Pathology of unclassifiable myelodysplastic syndro Pathology of unclassifiable myelodysplastic syndromes (MDS-U). Bone marrow biopsy section from a patient with myelodysplastic syndrome, unclassifiable (MDS-U) (pancytopenia and -7 cytogenetic abnormality). The biopsy is hypocellular with hemosiderin deposition secondary to multiple transfusions. Megakaryocytes are not dysplastic.

 

Rather than attempting to force such unclassifiable cases into a specific MDS diagnostic group (that may carry particular prognostic or therapeutic implications), placing such cases in a separate group known as "MDS, unclassifiable," until sufficient data are available to better characterize their biologic features and clinical behavior is preferable. Thus, "myelodysplastic syndromes, unclassifiable" (MDS-U) encompasses cases of myelodysplasia (myeloid neoplasms characterized by ineffective hematopoiesis) that do not fulfill the criteria for any of the specific MDS entities. In the 2016 revised fourth edition classification of MDS-U, [2] minor changes were made to the diagnostic criteria of this disease subgroup compared to the original 2008 fourth edition classification. [1]

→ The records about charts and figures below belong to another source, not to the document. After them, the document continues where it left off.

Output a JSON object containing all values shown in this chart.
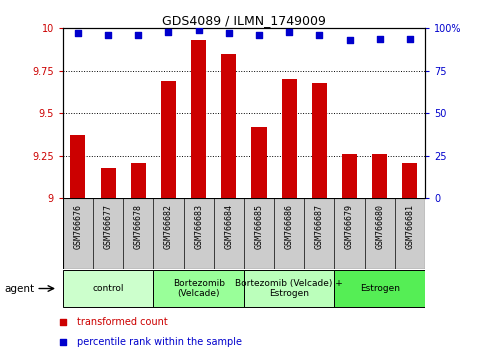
{
  "title": "GDS4089 / ILMN_1749009",
  "samples": [
    "GSM766676",
    "GSM766677",
    "GSM766678",
    "GSM766682",
    "GSM766683",
    "GSM766684",
    "GSM766685",
    "GSM766686",
    "GSM766687",
    "GSM766679",
    "GSM766680",
    "GSM766681"
  ],
  "bar_values": [
    9.37,
    9.18,
    9.21,
    9.69,
    9.93,
    9.85,
    9.42,
    9.7,
    9.68,
    9.26,
    9.26,
    9.21
  ],
  "percentile_values": [
    97,
    96,
    96,
    98,
    99,
    97,
    96,
    98,
    96,
    93,
    94,
    94
  ],
  "bar_color": "#cc0000",
  "dot_color": "#0000cc",
  "ylim_left": [
    9.0,
    10.0
  ],
  "ylim_right": [
    0,
    100
  ],
  "yticks_left": [
    9.0,
    9.25,
    9.5,
    9.75,
    10.0
  ],
  "yticks_right": [
    0,
    25,
    50,
    75,
    100
  ],
  "ytick_labels_left": [
    "9",
    "9.25",
    "9.5",
    "9.75",
    "10"
  ],
  "ytick_labels_right": [
    "0",
    "25",
    "50",
    "75",
    "100%"
  ],
  "groups": [
    {
      "label": "control",
      "start": 0,
      "end": 3,
      "color": "#ccffcc"
    },
    {
      "label": "Bortezomib\n(Velcade)",
      "start": 3,
      "end": 6,
      "color": "#99ff99"
    },
    {
      "label": "Bortezomib (Velcade) +\nEstrogen",
      "start": 6,
      "end": 9,
      "color": "#bbffbb"
    },
    {
      "label": "Estrogen",
      "start": 9,
      "end": 12,
      "color": "#55ee55"
    }
  ],
  "agent_label": "agent",
  "legend_bar_label": "transformed count",
  "legend_dot_label": "percentile rank within the sample",
  "grid_color": "#000000",
  "tick_label_bg": "#cccccc",
  "bar_width": 0.5,
  "fig_width": 4.83,
  "fig_height": 3.54,
  "dpi": 100
}
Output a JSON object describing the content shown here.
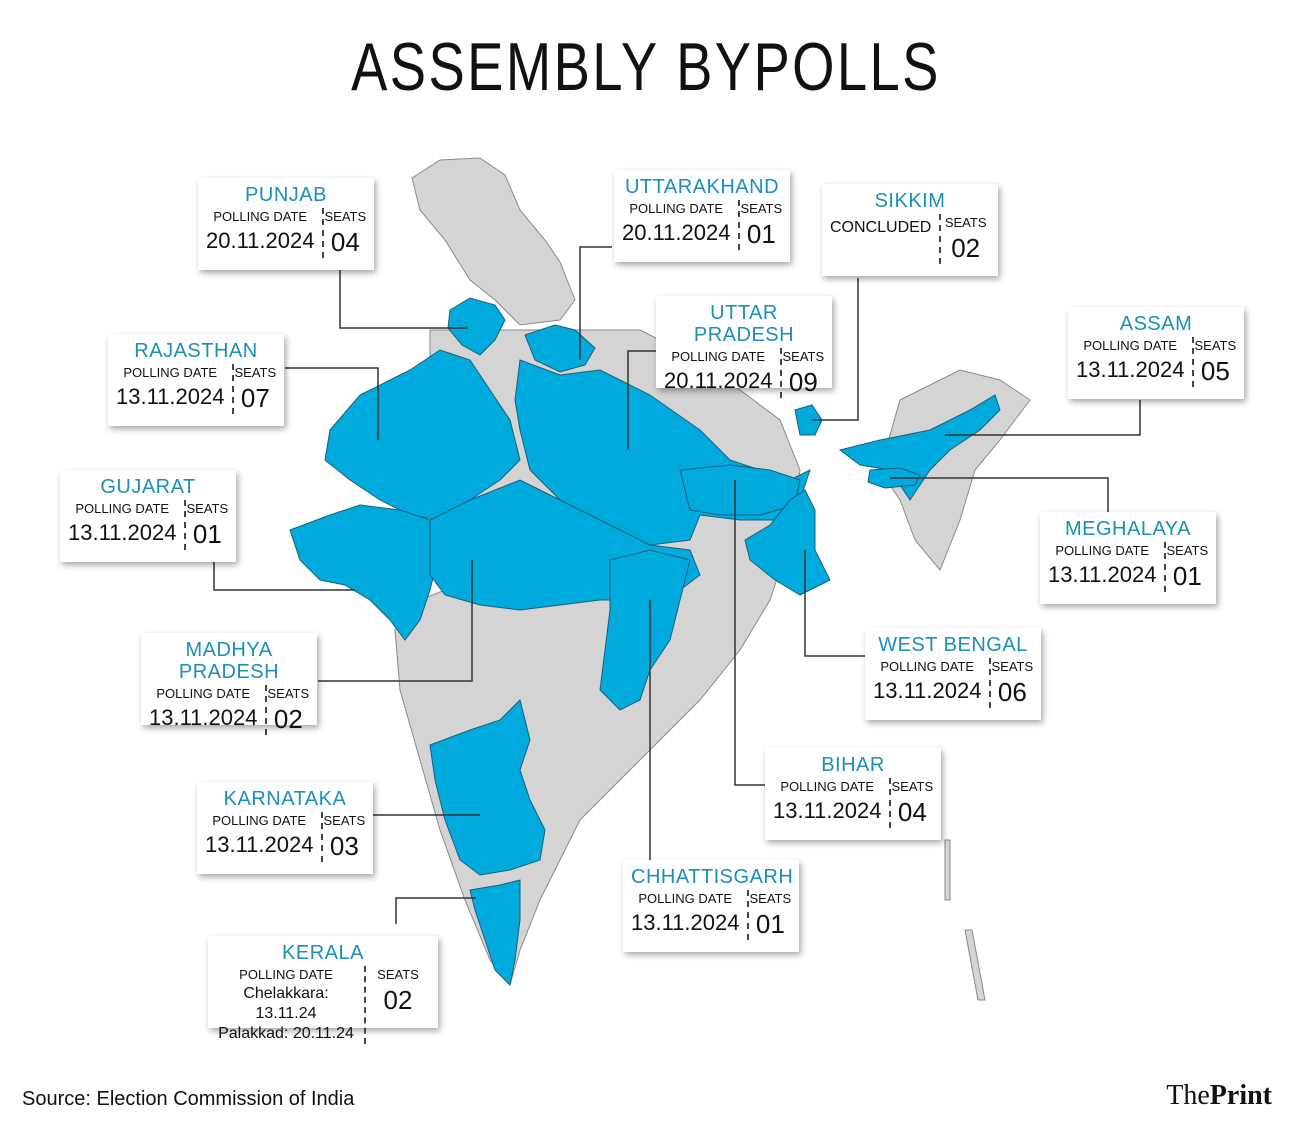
{
  "title": "ASSEMBLY BYPOLLS",
  "colors": {
    "highlight": "#00aadd",
    "land": "#d4d4d4",
    "state_name": "#1a8fb7"
  },
  "labels": {
    "polling_date": "POLLING DATE",
    "seats": "SEATS"
  },
  "states": {
    "punjab": {
      "name": "PUNJAB",
      "date": "20.11.2024",
      "seats": "04"
    },
    "uttarakhand": {
      "name": "UTTARAKHAND",
      "date": "20.11.2024",
      "seats": "01"
    },
    "sikkim": {
      "name": "SIKKIM",
      "status": "CONCLUDED",
      "seats": "02"
    },
    "uttar_pradesh": {
      "name": "UTTAR PRADESH",
      "date": "20.11.2024",
      "seats": "09"
    },
    "assam": {
      "name": "ASSAM",
      "date": "13.11.2024",
      "seats": "05"
    },
    "rajasthan": {
      "name": "RAJASTHAN",
      "date": "13.11.2024",
      "seats": "07"
    },
    "gujarat": {
      "name": "GUJARAT",
      "date": "13.11.2024",
      "seats": "01"
    },
    "meghalaya": {
      "name": "MEGHALAYA",
      "date": "13.11.2024",
      "seats": "01"
    },
    "madhya_pradesh": {
      "name": "MADHYA PRADESH",
      "date": "13.11.2024",
      "seats": "02"
    },
    "west_bengal": {
      "name": "WEST BENGAL",
      "date": "13.11.2024",
      "seats": "06"
    },
    "bihar": {
      "name": "BIHAR",
      "date": "13.11.2024",
      "seats": "04"
    },
    "karnataka": {
      "name": "KARNATAKA",
      "date": "13.11.2024",
      "seats": "03"
    },
    "chhattisgarh": {
      "name": "CHHATTISGARH",
      "date": "13.11.2024",
      "seats": "01"
    },
    "kerala": {
      "name": "KERALA",
      "line1_place": "Chelakkara:",
      "line1_date": "13.11.24",
      "line2_place": "Palakkad:",
      "line2_date": "20.11.24",
      "seats": "02"
    }
  },
  "source": "Source: Election Commission of India",
  "brand": {
    "the": "The",
    "print": "Print"
  }
}
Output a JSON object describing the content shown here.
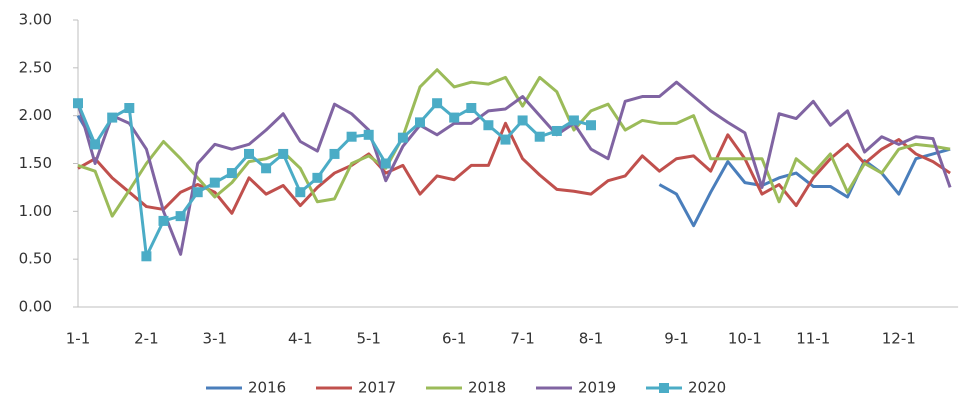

It is important to note that the MDS-U designation is not a wastebasket to be used for MDS cases in which the diagnostic workup is incomplete or some studies are suboptimal. Before the pathologist designates a case as MDS-U, any and all pertinent clinical, morphologic, immunophenotypic, or cytogenetic information that could enable classification as another MDS entity (or, indeed, another disease altogether) should be elicited. Moreover, the case must fuflill defining features of one of the three MDS-U subgroups in order to be assigned to this category.